Hailing from Poltava Oblast, 35-year-old Pabat earned a dentistry degree in 1996 from Kyiv’s Bohomolets State Medical University. He later studied economics and law at Kyiv National Shevchenko University in Kyiv. From 2000-2005, Pabat served as deputy chairman of Kyiv’s Svyatoshinskiy district, founding an ecology-based organization and several youth clubs. In 2005, Pabat founded Citizens Activist Kyiv, a non-governmental civic activist organization.

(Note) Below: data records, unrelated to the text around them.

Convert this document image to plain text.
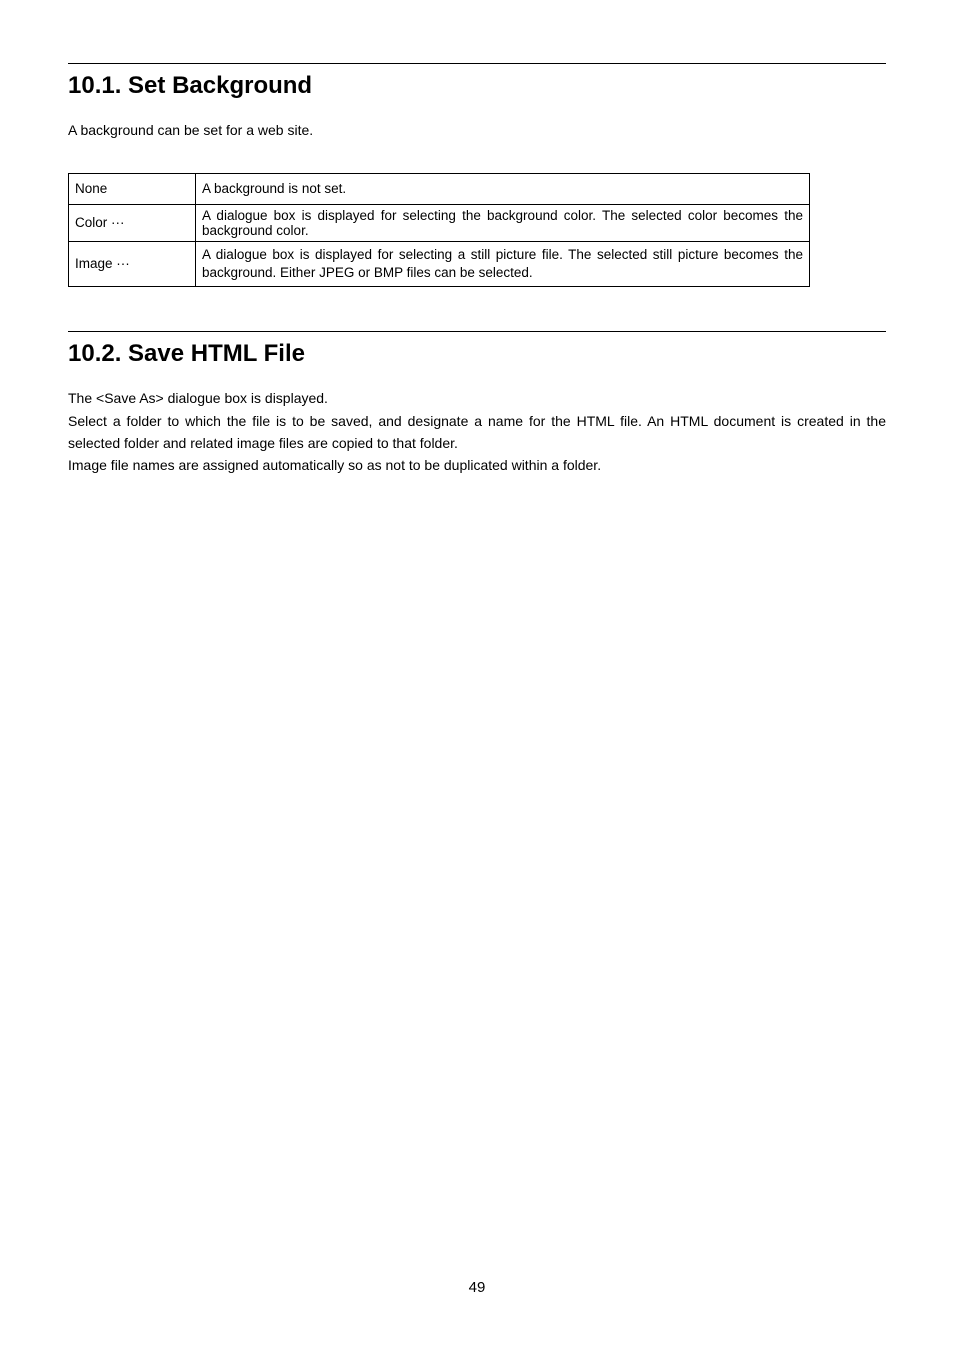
10.1. Set Background

A background can be set for a web site.

None	A background is not set.
Color ···	A dialogue box is displayed for selecting the background color. The selected color becomes the background color.
Image ···	A dialogue box is displayed for selecting a still picture file. The selected still picture becomes the background. Either JPEG or BMP files can be selected.
10.2. Save HTML File

The <Save As> dialogue box is displayed.

Select a folder to which the file is to be saved, and designate a name for the HTML file. An HTML document is created in the selected folder and related image files are copied to that folder.

Image file names are assigned automatically so as not to be duplicated within a folder.

49
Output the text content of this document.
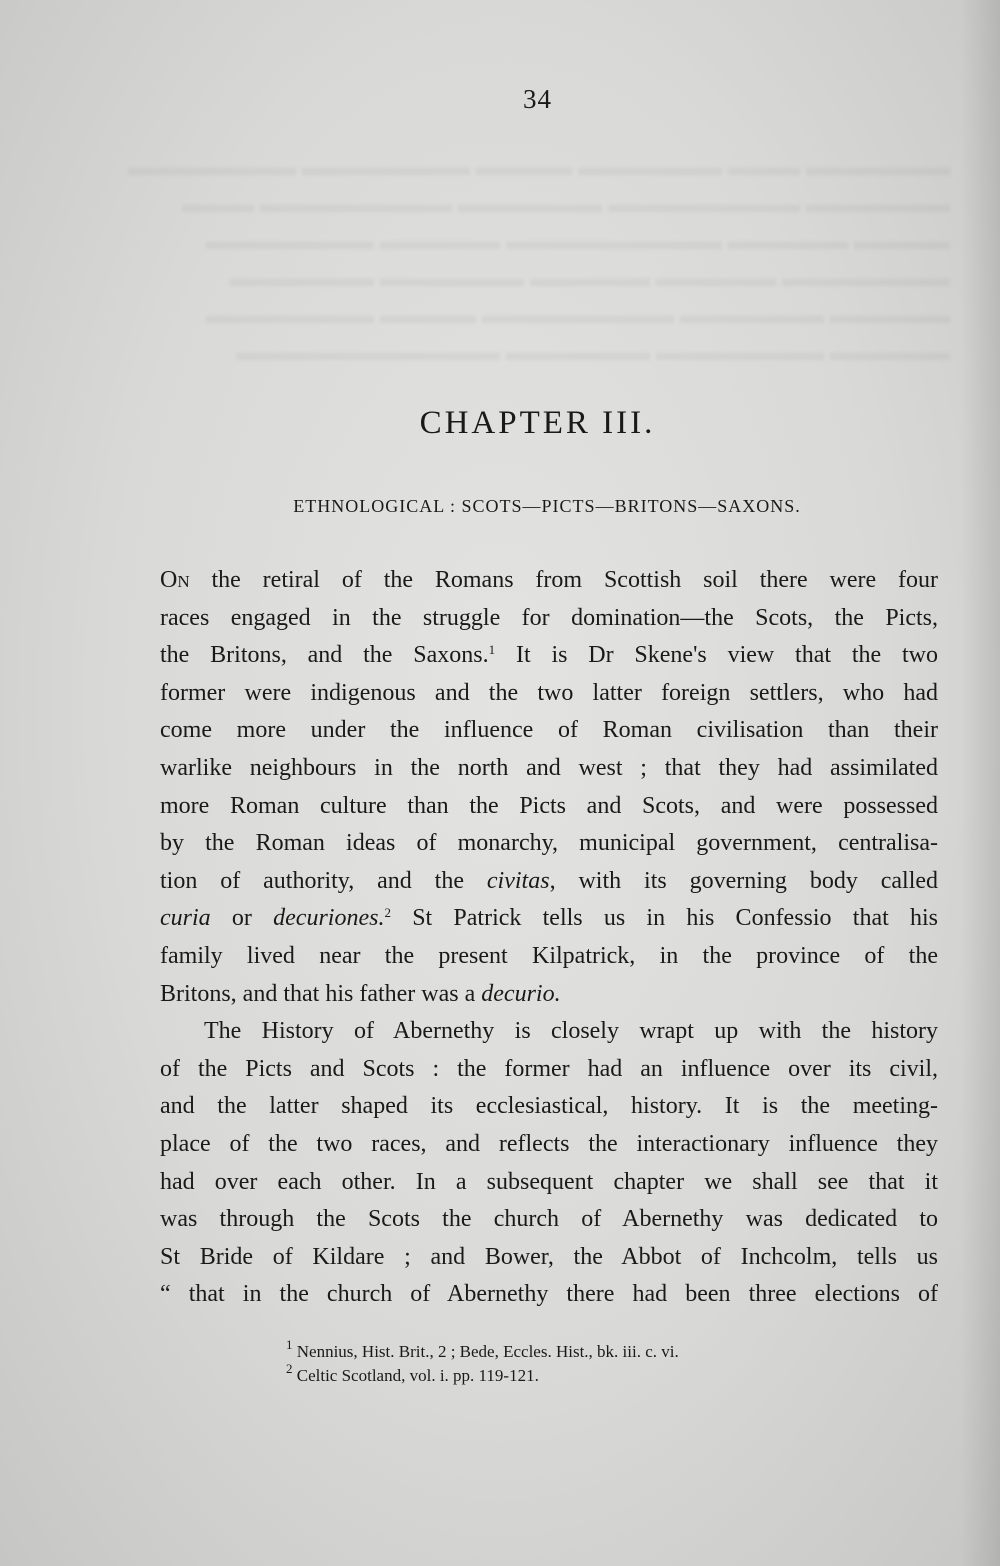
▬▬▬▬▬▬ ▬▬▬ ▬▬▬▬▬▬ ▬▬▬▬ ▬▬▬▬▬▬▬ ▬▬▬▬▬▬▬
▬▬▬▬▬▬ ▬▬▬▬▬▬▬▬ ▬▬▬▬▬▬ ▬▬▬▬▬▬▬▬ ▬▬▬
▬▬▬▬ ▬▬▬▬▬ ▬▬▬▬▬▬▬▬▬ ▬▬▬▬▬ ▬▬▬▬▬▬▬
▬▬▬▬▬▬▬ ▬▬▬▬▬ ▬▬▬▬▬ ▬▬▬▬▬▬ ▬▬▬▬▬▬
▬▬▬▬▬ ▬▬▬▬▬▬ ▬▬▬▬▬▬▬▬ ▬▬▬▬ ▬▬▬▬▬▬▬
▬▬▬▬▬ ▬▬▬▬▬▬▬ ▬▬▬▬▬▬ ▬▬▬▬▬▬▬▬▬▬▬
34
CHAPTER III.
ETHNOLOGICAL : SCOTS—PICTS—BRITONS—SAXONS.
On the retiral of the Romans from Scottish soil there were four
races engaged in the struggle for domination—the Scots, the Picts,
the Britons, and the Saxons.$^1$ It is Dr Skene's view that the two
former were indigenous and the two latter foreign settlers, who had
come more under the influence of Roman civilisation than their
warlike neighbours in the north and west ; that they had assimilated
more Roman culture than the Picts and Scots, and were possessed
by the Roman ideas of monarchy, municipal government, centralisa-
tion of authority, and the civitas, with its governing body called
curia or decuriones.$^2$ St Patrick tells us in his Confessio that his
family lived near the present Kilpatrick, in the province of the
Britons, and that his father was a decurio.
The History of Abernethy is closely wrapt up with the history
of the Picts and Scots : the former had an influence over its civil,
and the latter shaped its ecclesiastical, history. It is the meeting-
place of the two races, and reflects the interactionary influence they
had over each other. In a subsequent chapter we shall see that it
was through the Scots the church of Abernethy was dedicated to
St Bride of Kildare ; and Bower, the Abbot of Inchcolm, tells us
“ that in the church of Abernethy there had been three elections of
$^1$ Nennius, Hist. Brit., 2 ; Bede, Eccles. Hist., bk. iii. c. vi.
$^2$ Celtic Scotland, vol. i. pp. 119-121.
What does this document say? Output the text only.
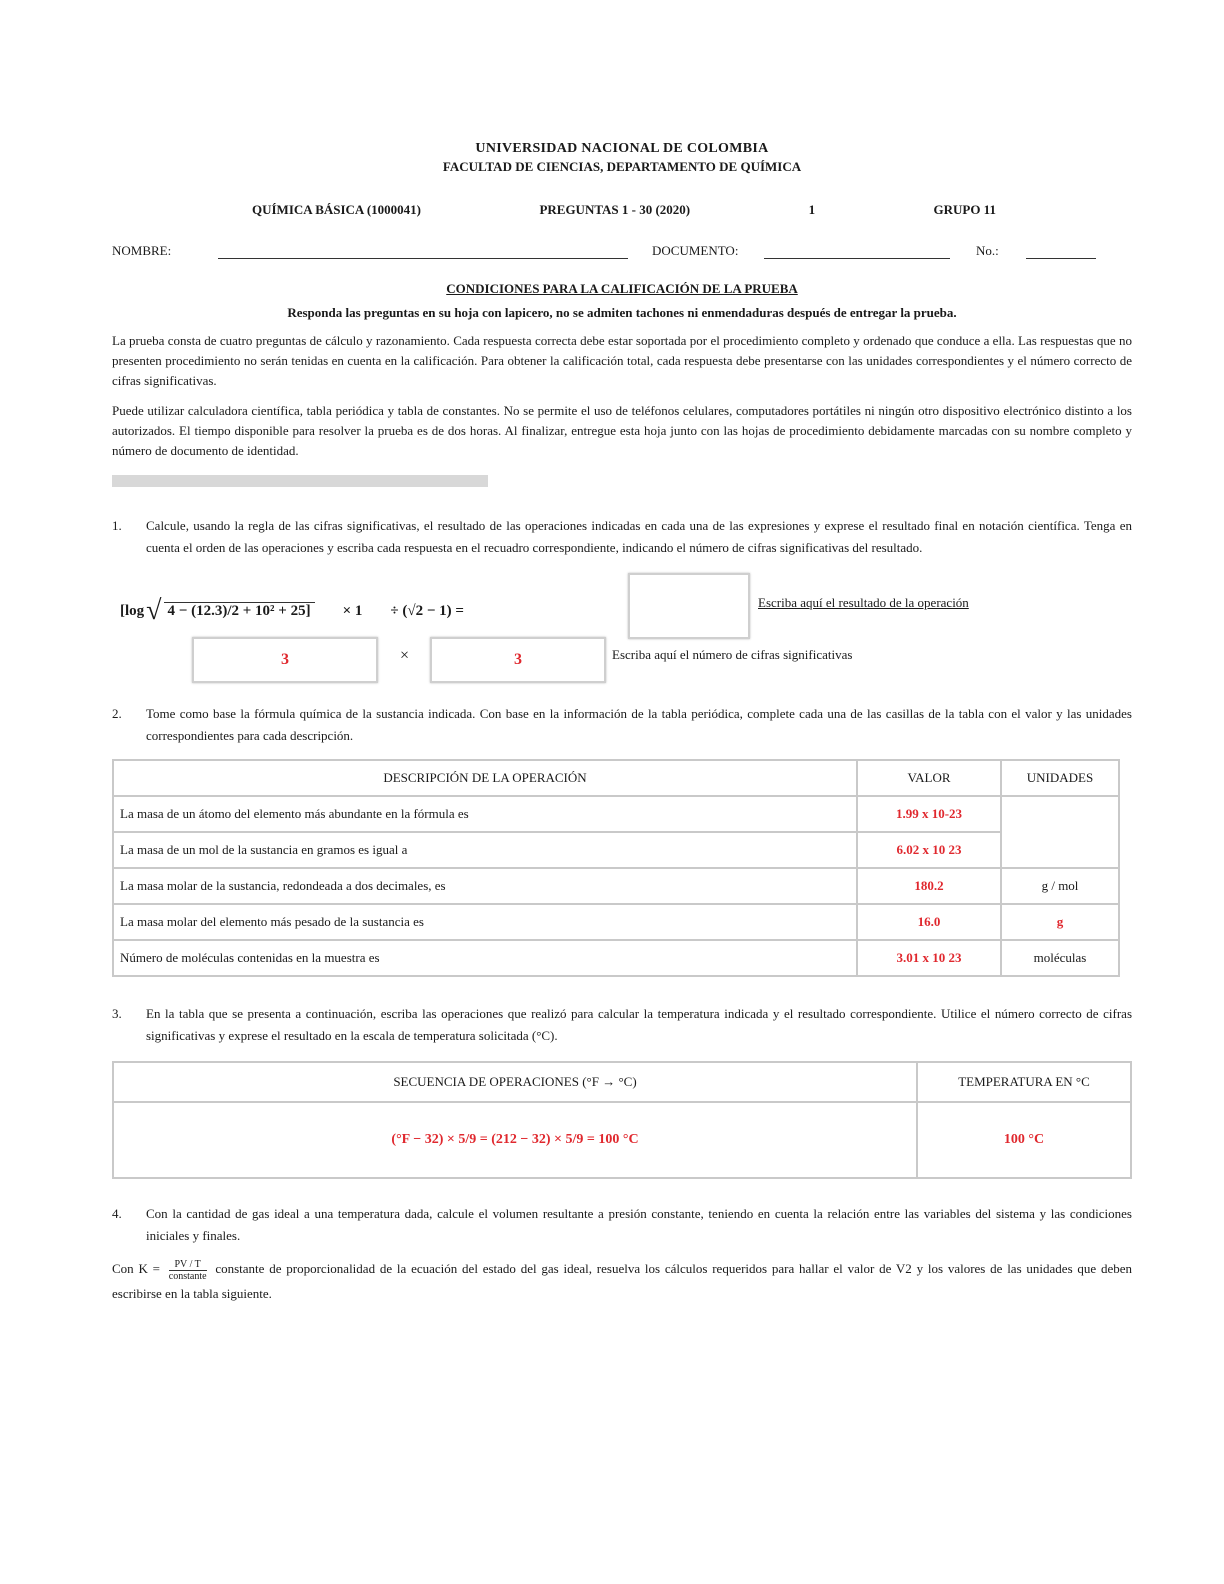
UNIVERSIDAD NACIONAL DE COLOMBIA
FACULTAD DE CIENCIAS, DEPARTAMENTO DE QUÍMICA
QUÍMICA BÁSICA (1000041)	PREGUNTAS 1 - 30 (2020)	1	GRUPO 11
NOMBRE:	DOCUMENTO:	No.:
CONDICIONES PARA LA CALIFICACIÓN DE LA PRUEBA
Responda las preguntas en su hoja con lapicero, no se admiten tachones ni enmendaduras después de entregar la prueba.

La prueba consta de cuatro preguntas de cálculo y razonamiento. Cada respuesta correcta debe estar soportada por el procedimiento completo y ordenado que conduce a ella. Las respuestas que no presenten procedimiento no serán tenidas en cuenta en la calificación. Para obtener la calificación total, cada respuesta debe presentarse con las unidades correspondientes y el número correcto de cifras significativas.

Puede utilizar calculadora científica, tabla periódica y tabla de constantes. No se permite el uso de teléfonos celulares, computadores portátiles ni ningún otro dispositivo electrónico distinto a los autorizados. El tiempo disponible para resolver la prueba es de dos horas. Al finalizar, entregue esta hoja junto con las hojas de procedimiento debidamente marcadas con su nombre completo y número de documento de identidad.

1.	Calcule, usando la regla de las cifras significativas, el resultado de las operaciones indicadas en cada una de las expresiones y exprese el resultado final en notación científica. Tenga en cuenta el orden de las operaciones y escriba cada respuesta en el recuadro correspondiente, indicando el número de cifras significativas del resultado.
[log √ 4 − (12.3)/2 + 10² + 25] × 1 ÷ (√2 − 1) =	Escriba aquí el resultado de la operación
3	×	3	Escriba aquí el número de cifras significativas
2.	Tome como base la fórmula química de la sustancia indicada. Con base en la información de la tabla periódica, complete cada una de las casillas de la tabla con el valor y las unidades correspondientes para cada descripción.
DESCRIPCIÓN DE LA OPERACIÓN	VALOR	UNIDADES
La masa de un átomo del elemento más abundante en la fórmula es	1.99 x 10-23	
La masa de un mol de la sustancia en gramos es igual a	6.02 x 10 23	
La masa molar de la sustancia, redondeada a dos decimales, es	180.2	g / mol
La masa molar del elemento más pesado de la sustancia es	16.0	g
Número de moléculas contenidas en la muestra es	3.01 x 10 23	moléculas
3.	En la tabla que se presenta a continuación, escriba las operaciones que realizó para calcular la temperatura indicada y el resultado correspondiente. Utilice el número correcto de cifras significativas y exprese el resultado en la escala de temperatura solicitada (°C).
SECUENCIA DE OPERACIONES (°F → °C)	TEMPERATURA EN °C
(°F − 32) × 5/9 = (212 − 32) × 5/9 = 100 °C	100 °C
4.	Con la cantidad de gas ideal a una temperatura dada, calcule el volumen resultante a presión constante, teniendo en cuenta la relación entre las variables del sistema y las condiciones iniciales y finales.

Con $K = \frac{PV / T}{\text{constante}}$ constante de proporcionalidad de la ecuación del estado del gas ideal, resuelva los cálculos requeridos para hallar el valor de V2 y los valores de las unidades que deben escribirse en la tabla siguiente.
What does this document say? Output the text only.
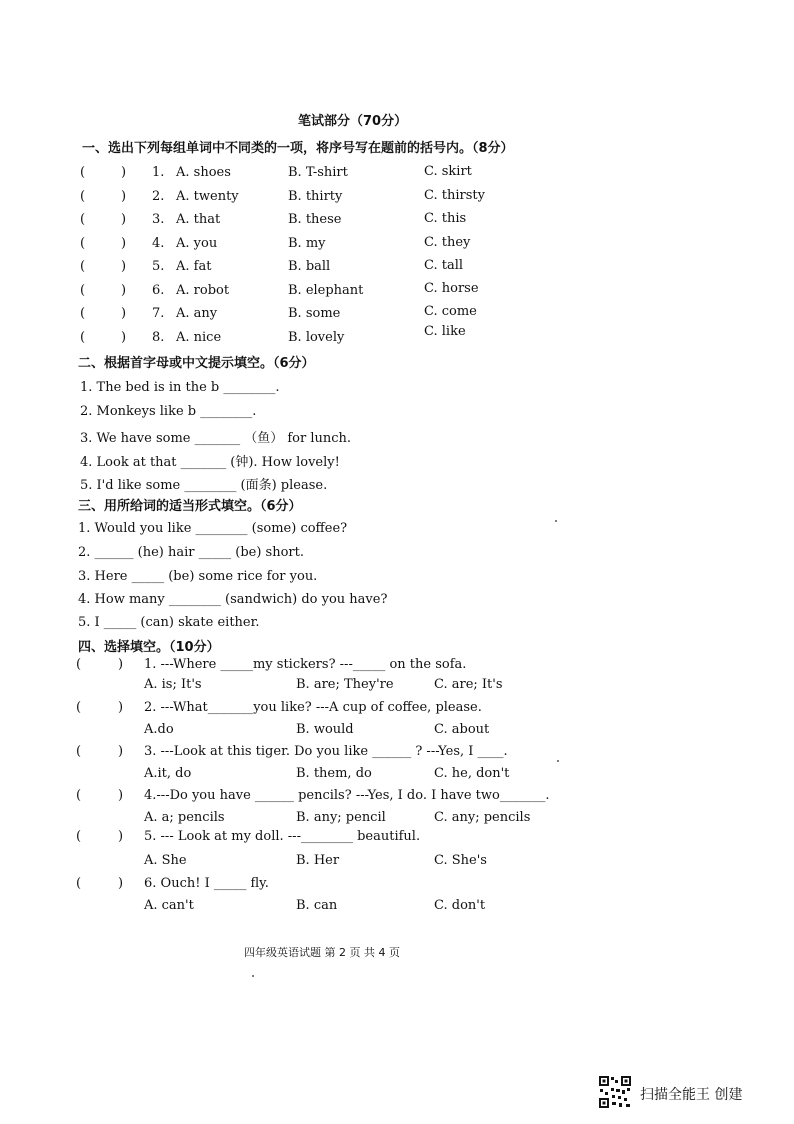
笔试部分（70分）
一、选出下列每组单词中不同类的一项，将序号写在题前的括号内。（8分）
(	) 1. A. shoes	B. T-shirt	C. skirt
(	) 2. A. twenty	B. thirty	C. thirsty
(	) 3. A. that	B. these	C. this
(	) 4. A. you	B. my	C. they
(	) 5. A. fat	B. ball	C. tall
(	) 6. A. robot	B. elephant	C. horse
(	) 7. A. any	B. some	C. come
(	) 8. A. nice	B. lovely	C. like
二、根据首字母或中文提示填空。（6分）
1. The bed is in the b ________.
2. Monkeys like b ________.
3. We have some _______ （鱼） for lunch.
4. Look at that _______ (钟). How lovely!
5. I'd like some ________ (面条) please.
三、用所给词的适当形式填空。（6分）
1. Would you like ________ (some) coffee?
2. ______ (he) hair _____ (be) short.
3. Here _____ (be) some rice for you.
4. How many ________ (sandwich) do you have?
5. I _____ (can) skate either.
四、选择填空。（10分）
(	) 1. ---Where _____my stickers? ---_____ on the sofa.
A. is; It's	B. are; They're	C. are; It's
(	) 2. ---What_______you like? ---A cup of coffee, please.
A.do	B. would	C. about
(	) 3. ---Look at this tiger. Do you like ______ ? ---Yes, I ____.
A.it, do	B. them, do	C. he, don't
(	) 4.---Do you have ______ pencils? ---Yes, I do. I have two_______.
A. a; pencils	B. any; pencil	C. any; pencils
(	) 5. --- Look at my doll. ---________ beautiful.
A. She	B. Her	C. She's
(	) 6. Ouch! I _____ fly.
A. can't	B. can	C. don't
四年级英语试题 第 2 页 共 4 页
扫描全能王 创建
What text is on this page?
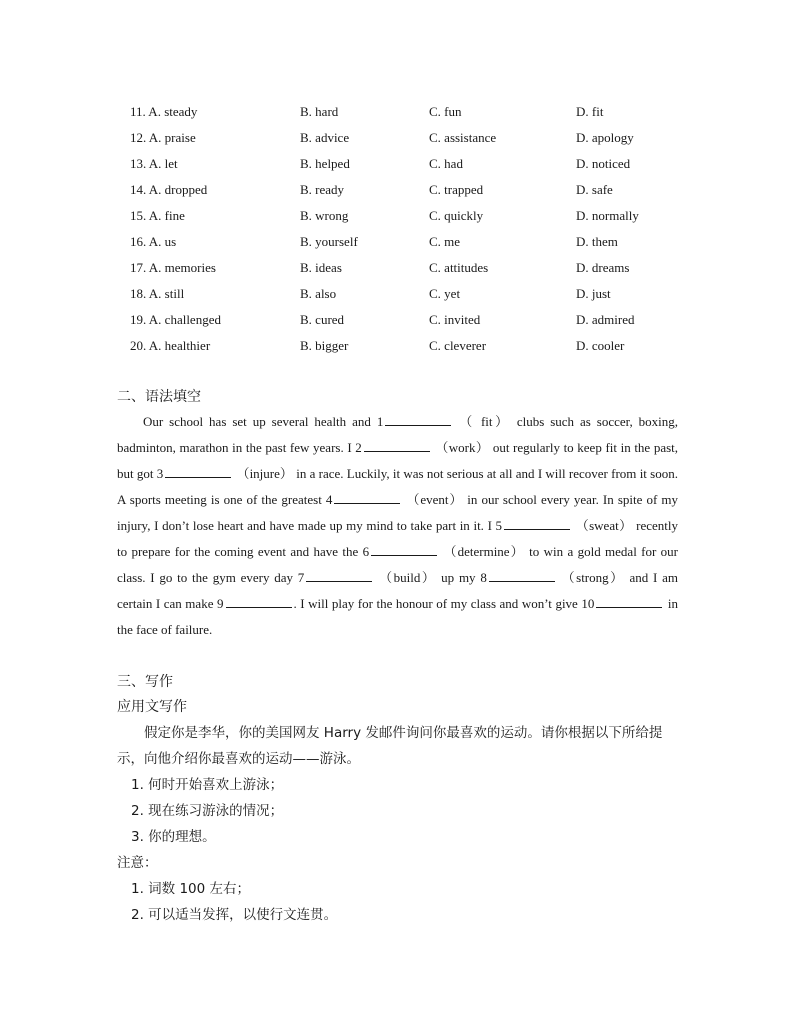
11. A. steady	B. hard	C. fun	D. fit
12. A. praise	B. advice	C. assistance	D. apology
13. A. let	B. helped	C. had	D. noticed
14. A. dropped	B. ready	C. trapped	D. safe
15. A. fine	B. wrong	C. quickly	D. normally
16. A. us	B. yourself	C. me	D. them
17. A. memories	B. ideas	C. attitudes	D. dreams
18. A. still	B. also	C. yet	D. just
19. A. challenged	B. cured	C. invited	D. admired
20. A. healthier	B. bigger	C. cleverer	D. cooler
二、语法填空
Our school has set up several health and 1	（ fit） clubs such as soccer, boxing, badminton, marathon in the past few years. I 2	（work） out regularly to keep fit in the past, but got 3	（injure） in a race. Luckily, it was not serious at all and I will recover from it soon. A sports meeting is one of the greatest 4	（event） in our school every year. In spite of my injury, I don’t lose heart and have made up my mind to take part in it. I 5	（sweat） recently to prepare for the coming event and have the 6	（determine） to win a gold medal for our class. I go to the gym every day 7	（build） up my 8	（strong） and I am certain I can make 9	. I will play for the honour of my class and won’t give 10	in the face of failure.
三、写作
应用文写作
假定你是李华，你的美国网友 Harry 发邮件询问你最喜欢的运动。请你根据以下所给提示，向他介绍你最喜欢的运动——游泳。
1. 何时开始喜欢上游泳；
2. 现在练习游泳的情况；
3. 你的理想。
注意：
1. 词数 100 左右；
2. 可以适当发挥，以使行文连贯。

He co-founded the People’s Salvation Army in 2009. Pabat has served as a Kyiv city councilmember since 2002, and has in recent years been allied with the city’s controversial mayor, Leonid Chernovetsky.

Petro Symonenko
www.kpu.net.ua

Symonenko, 58, joined the Communist Party of the Soviet Union in 1978, working his way up the leadership ladder as an apparatchik during the 1980s in Donetsk Oblast. He has headed Ukraine’s Communist party since 1993. He lost a second round presidential contest to Leonid Kuchma in 1999, getting 22 percent support. His party’s popularity has consistently waned during the past decade.

Vasyl Protyvsikh

Born in Oleshkiv village in Ivano-Frankivsk, 63-year-old pensioner Protyvsikh (until Oct. 2 Humeniuk) completed a law degree at Lviv Ivan Franko University after serving in the Soviet army. He was the mayor of Yaremche before being ousted in 1991 and later headed the customs service in Ivano-Frankivsk Oblast. Currently, he is the president of the Ivano-Frankivsk Chamber of Trade and Industry.